Failure to yield at intersection (NJSA 39:4-90)

When you approach an intersection, there are several rules governing who should proceed first, and who should yield the right of way. In this article, New Jersey traffic ticket attorney Dan T. Matrafajlo will lay out the laws regarding yielding at intersections. If you’re ticketed for failure to yield at an intersection, here’s what you need to know:

The law: N.J.S.A. 39:4-90

The law in New Jersey that directly relates to yielding at intersections is N.J.S.A. 39:4-90. It says that:

(1)   If you’re a driver of a vehicle and you’re approaching an intersection, you need to yield the right of way to a vehicle that has already entered the intersection. When two vehicles enter the intersection at the same time, the driver to the left must yield the right of way to the driver on the right.

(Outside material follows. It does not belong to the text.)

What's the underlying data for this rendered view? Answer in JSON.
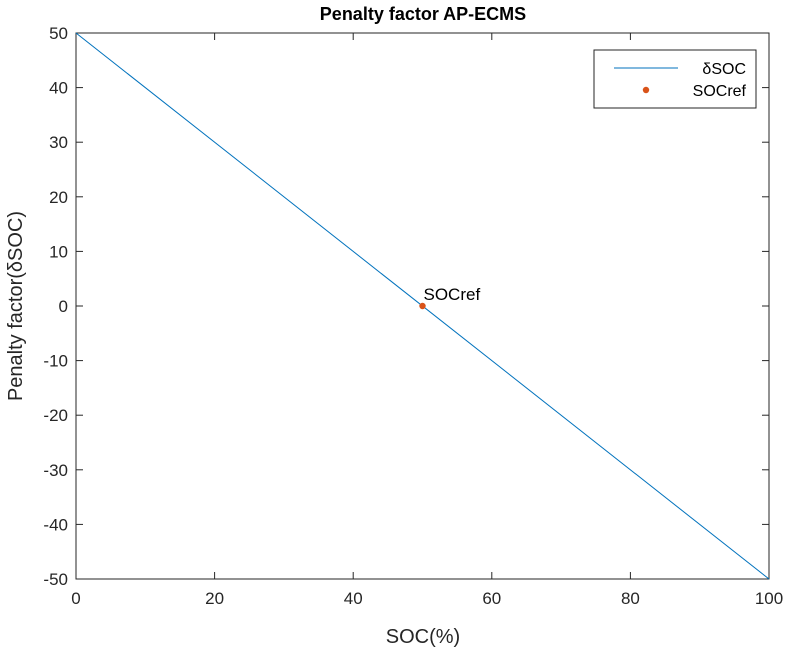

(2)   If you’re the driver of a vehicle and you intend to make a left turn at an intersection, you must yield the right of way to a vehicle that’s approaching the intersection from the opposite direction if that vehicle is close enough to you so as to constitute an immediate hazard. But after yielding, and after giving a signal, you may make the left turn. When you’re making the left turn, other vehicles that are approaching the intersection from the opposite direction must yield to you.

MVC points and penalties

The New Jersey Motor Vehicle Commission (MVC) will penalize you for failing to yield at an intersection by adding two points to your driving record. If you accumulate six or more points on your New Jersey driving record in three years, you will need to pay a surcharge. If you get 12 or more points, the MVC will suspend your driver’s license. You may get points reduced from your record by taking an MVC-approved defensive driving course, a driver improvement program, or a probationary driver program.

Fines

The fine for failure to yield at an intersection is $85. However, if you fail to yield in a designated safe corridor, construction zone, or 65 mile-per-hour area, the fine is increased to $140.

The court can impose additional penalties by fining you a minimum of $50 to a maximum of $200 and/or imprisoning you in state prison for up to 15 days. The judge may also, at his discretion, suspend your driver’s license for willful violation of this traffic law.

Insurance rates

Using an “insurance eligibility points” system that is similar to, but separate from, the MVC points system, the New Jersey-licensed automobile insurers will also keep track of your traffic violation by adding two points. The more points you get, the higher your insurance premiums will become. If you ever get seven or more insurance eligibility points, you will be barred from getting automobile insurance on the voluntary market. Instead you’ll have to go through the New Jersey Personal Automobile Insurance Plan (NJPAIP) to get the more expensive, at-risk coverage.